One of the classrooms that I teach in is located on the corner on the fourth floor of a relatively new concrete and granite building in a relatively new concrete and granite portion of Techno Valley in Daejeon. Two of the walls are lined with tall windows and if I raise the shades to the top then I am provided with a sprawling view of the adjacent buildings and a pedestrian corridor which heads to the north for about 300 yards until the strip is halted by a major street.

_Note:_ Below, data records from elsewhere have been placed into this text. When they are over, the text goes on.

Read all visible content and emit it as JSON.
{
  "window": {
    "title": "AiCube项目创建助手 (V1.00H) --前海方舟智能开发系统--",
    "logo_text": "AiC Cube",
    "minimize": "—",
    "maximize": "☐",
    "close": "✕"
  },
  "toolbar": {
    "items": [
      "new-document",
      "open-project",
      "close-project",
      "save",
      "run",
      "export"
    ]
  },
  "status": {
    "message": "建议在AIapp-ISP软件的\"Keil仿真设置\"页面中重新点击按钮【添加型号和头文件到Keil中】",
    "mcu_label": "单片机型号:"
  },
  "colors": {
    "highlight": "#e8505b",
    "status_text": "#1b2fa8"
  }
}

The north side of the street is fronted by a row of shops and restaurants, one of which my brother and I have stopped going to due to their rather transparent dislike of foreigners. Behind that strip are tall 15-story apartment buildings. The whole vista is rather impresive in the way that it maintains a human scale before being halted in the distance by the broken wall of the apartments.
As the day rolls on from afternoon through the evening and into the night I am privy to watching this small portion of Daejeon change in color from the striking yellows and reds of the trees below, to the flash and sparkle of the neon Korean night.
Below our floor is a music hagwan where children will go to practice their various instruments. Often my classes are treated to the moaning and squeaking of a beginner clarinet, or the fumbling mishmash of a intermediate pianist, which prompts the closing of windows and the misery thereafter of a muggy classroom. But every now and then we will be gifted by a young Rachmaninoff and the room is transformed from a place of diligent learning into something more content, relaxed, and natural.
There are many times when I'd like to go home. Back to the familiarity of the language and food and friends. Back to the places I know, where I am at comfort. But on these days when Autumn is in full bloom and Beethoven is high in the air I doubt I would move for anything short of eviction.
October is my favorite month, but in this month, in this country I have rediscovered my love of the fall. I missed the seasons in Phoenix. There is only one season there and one would not be caught outside during most of it. Trapped inside to languish in boredom for fear of the heat and dust.
October is when hockey starts and baseball ends, leaves turn and fall, and if you are in a place where the snow has held, the most beautiful of months. The sound of skates swooshing and scraping on ice, the slip and crunch of leaves underfoot, the smell of good food hanging in the air to be carried away by an occasional breeze. October is a month for all senses, even the sixth one which notices how time slows in the fall.
October, at least for me, is always a month of frustration and anguish as hockey goes. It takes time for an old dog to get up, and the hockey we see in October is rarely the hockey we see in April. Younger players champ at the bit and sprint, while older players ease into the season and let the kids fly by. It is always about this time every year that my impatience with the season reaches its peak, as what we are seeing now is an illusion.
After their win against Calgary yesterday there is some reason to believe that the Avalanche could be a great team. But then I look at Craig Anderson's astronomical .940 save percentage and I realize all good things, like the pleasantness of fall, must come to an end. The Avalanche won't maintain this pace. They can't. They are too much bluster and thunder, and all too quick. They will be great, but we must be aware.
The old dogs will soon rise.
Until then, with Beethoven on the breeze, I'm enjoying my favorite month with my favorite team.